一方、急激な負荷に対処し、必要なセキュリティレベルを提供するための力量がなかったため、数千人のユーザー情報がインターネット上に流出し、多くのスキャンダルを引き起こした。

新たな利益と寄付

商品の販売や配送、オンライン送金などのサービスを提供するIT企業もコロナ禍で利益を得た。英国の有力経済紙フィナンシャル・タイムズは、パンデミック下でさらに繁栄したトップ100社にジェフ・ベゾス氏が率いるアマゾンを加えた。同ランキングでアマゾンは1位に君臨、パンデミックの追い風でアマゾンの時価総額は4000億ドル増加した。アナリストらによると、このようなテンポで成長した場合、ベゾス氏は2026年までに初の1兆ドル長者になる可能性がある。ランキングで2位のマイクロソフト(2700億ドル増)も同じような状況だという。

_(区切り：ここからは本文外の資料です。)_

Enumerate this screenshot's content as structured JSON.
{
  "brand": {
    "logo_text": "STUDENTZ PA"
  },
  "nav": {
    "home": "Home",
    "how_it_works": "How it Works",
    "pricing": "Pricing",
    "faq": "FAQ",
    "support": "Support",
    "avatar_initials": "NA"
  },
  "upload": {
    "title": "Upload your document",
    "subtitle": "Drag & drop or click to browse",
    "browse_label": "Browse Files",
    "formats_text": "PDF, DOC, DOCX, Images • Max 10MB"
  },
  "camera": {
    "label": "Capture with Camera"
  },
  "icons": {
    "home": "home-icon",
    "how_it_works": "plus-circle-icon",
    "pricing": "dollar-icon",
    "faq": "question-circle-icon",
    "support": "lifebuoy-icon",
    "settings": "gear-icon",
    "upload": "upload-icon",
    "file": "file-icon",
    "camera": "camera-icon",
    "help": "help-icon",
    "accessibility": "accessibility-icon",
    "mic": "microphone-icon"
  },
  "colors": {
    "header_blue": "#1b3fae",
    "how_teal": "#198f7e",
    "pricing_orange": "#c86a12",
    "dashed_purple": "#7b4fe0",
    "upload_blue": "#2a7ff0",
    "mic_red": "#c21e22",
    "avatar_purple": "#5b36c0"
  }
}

新型コロナの世界的大流行は、生活のオンライン化を加速させ、それは特にエンタテインメント業界に大きな影響を与えた。大規模な「ライブ」イベントが禁止された状況の中で、多くのアーティストやイベントを企画する企業がファンたちとのつながりを維持する方法を見出した。例えば、オンラインコンサートは特に人気となり、前例のない規模に達した。米国のDJ、マシュメロ(Marshmello)は2月、オンラインゲーム「フォートナイト」内で初のヴァーチャルライブを行い、約1000万人が視聴した。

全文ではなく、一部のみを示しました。